Die Autorin dieser Geschichte, Gertrude Eileen Trevelyan, geboren 1903 in Bath, Somerset, und gestorben an den Folgen eines Bombardements der Deutschen im Zweiten Weltkrieg, hatte offenbar ein ausgesprochen satirisches Temperament. Ihr erster Auftritt war ein 250-Zeilen Epos um „Julia, Tochter des Claudius“, in der sie einen obskuren Kult um eine 15-Jährige thematisiert, deren vollständig erhaltener Leichnam 1485 an der Via Appia ausgegraben worden war, und deren Verehrung der Papst durch Beschlagnahme des Leichnams unterband, weil er die Konkurrenz fürchtete - „Poem for a joke“ schrieb der Londoner „Daily Mail“ im Juni 1927. Und auch in diesem Buch spiegelt sich eine Debatte ihrer Zeit, nämlich die der vergleichenden Verhaltensforschung, die bei uns durch Konrad Lorenz mit seinen Graugänsen bekannt geblieben ist. Die Frage dabei: Sind Intelligenz und Charakter angeboren oder anerzogen? Dass die Autorin für lange Zeit vergessen war, liegt möglichweise auch an ihrer Aufgeschlossenheit für moderne, also nicht leicht zu konsumierende Erzählformen wie Bewusstseinsstrom, innerer Monolog und Montagetechniken.

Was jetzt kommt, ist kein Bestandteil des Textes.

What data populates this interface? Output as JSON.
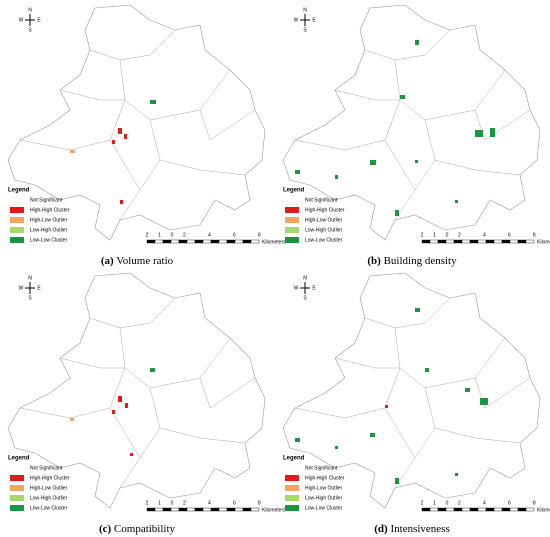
{
  "panels": [
    {
      "label": "(a)",
      "title": "Volume ratio",
      "compass": {
        "n": "N",
        "w": "W",
        "e": "E",
        "s": "S"
      },
      "legend": {
        "title": "Legend",
        "items": [
          "Not Significant",
          "High-High Cluster",
          "High-Low Outlier",
          "Low-High Outlier",
          "Low-Low Cluster"
        ]
      },
      "scale": {
        "ticks": [
          "2",
          "1",
          "0",
          "2",
          "4",
          "6",
          "8"
        ],
        "unit": "Kilometers"
      }
    },
    {
      "label": "(b)",
      "title": "Building density",
      "compass": {
        "n": "N",
        "w": "W",
        "e": "E",
        "s": "S"
      },
      "legend": {
        "title": "Legend",
        "items": [
          "Not Significant",
          "High-High Cluster",
          "High-Low Outlier",
          "Low-High Outlier",
          "Low-Low Cluster"
        ]
      },
      "scale": {
        "ticks": [
          "2",
          "1",
          "0",
          "2",
          "4",
          "6",
          "8"
        ],
        "unit": "Kilometers"
      }
    },
    {
      "label": "(c)",
      "title": "Compatibility",
      "compass": {
        "n": "N",
        "w": "W",
        "e": "E",
        "s": "S"
      },
      "legend": {
        "title": "Legend",
        "items": [
          "Not Significant",
          "High-High Cluster",
          "High-Low Outlier",
          "Low-High Outlier",
          "Low-Low Cluster"
        ]
      },
      "scale": {
        "ticks": [
          "2",
          "1",
          "0",
          "2",
          "4",
          "6",
          "8"
        ],
        "unit": "Kilometers"
      }
    },
    {
      "label": "(d)",
      "title": "Intensiveness",
      "compass": {
        "n": "N",
        "w": "W",
        "e": "E",
        "s": "S"
      },
      "legend": {
        "title": "Legend",
        "items": [
          "Not Significant",
          "High-High Cluster",
          "High-Low Outlier",
          "Low-High Outlier",
          "Low-Low Cluster"
        ]
      },
      "scale": {
        "ticks": [
          "2",
          "1",
          "0",
          "2",
          "4",
          "6",
          "8"
        ],
        "unit": "Kilometers"
      }
    }
  ]
}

Virginias Besuch beim Tierhändler wirkt fabelhaft: „Aufgescheucht von ihrem Wagemut, halb berauscht vom Nervenkitzel des Experiments und ihrer Sinne beraubt durch den warmen Geruch nach Hund, Affe und Papagei“, ordert sie einen neugeborenen Orang-Utan. Jetzt kann sie beweisen, dass Affen wie Menschen sein könnten. Sie hofft damit auf einen wissenschaftlichen Durchbruch, also auch auf Ruhm und Ansehen. Zunächst findet sie sich in eine unerwartete Rolle als Mutter, die dem Kleinen sein Fläschchen macht, ein Tagebuch führt und sich an die Erziehung macht. Darin allerdings ist sie nach unseren Maßstäben altmodisch streng: „Gehorsam, Sauberkeit und Ordnung sind wichtig. Was es als erstes zu lernen gilt, ist Gehorsam…“

Mit der Zeit lernt Appius, der kleine Affe, sogar sprechen, bis sich eines Tages Kinder der Nachbarschaft an der Gartenmauer hochgehangelt haben und sich über ihn lautstark lustig machen: „Ein Affe in Menschenkleidung.“ Für Appius ein traumatisches Erlebnis, das eine Zeit lang verdrängt wird. Irgendwann aber greift Appius nach einem Tieralphabet-Buch und sieht bei A sich selbst abgebildet. Ein Orang-Utan. Das ist der Schock seines Lebens, wir erleben eine Bewusstwerdung, fast wie die Vertreibung von Adam und Eva aus dem Paradies. Wer bis hier noch nicht gelacht hat, kann das gar nicht. Virginia will seine Schwierigkeiten, die ungefähr denen eines pubertierenden Knaben ähneln, niederbügeln und so tun, als wäre nichts. Alles sehr menschlich, aber dann sieht der Affe sich im Spiegel. In Virginia scheint ein Zweifel an ihrem Experiment zu keimen. Während sie bedrückter wird, wird ihr Tier aggressiv. Appius zertrümmert die Einrichtung des Kinderzimmers. Hungrig streunt er mit wilden Rufen „Appius Frühstück“ durch das Haus, ist aber doch nicht intelligent genug, Vorratsschränke zu öffnen. Virginia bekommt Angst, für sie endet es tragisch. Heute ist es allenfalls tragikomisch. Und merkwürdigerweise wird man erinnert an „Coco, der neugierige Affe“, den H.A. Rey in den 1940er Jahren für Kinder erfand. So kann man dem Verlag nur danken, dass er G.E. Trevelyans heimlichen Klassiker zugänglich gemacht hat. Dass das bis heute einen Reiz hat, sehen wir an T.C Boyle, der es neunzig Jahre später mit seiner Geschichte von Aimée und Sam in „Talk to me“ neu aufgegriffen hat.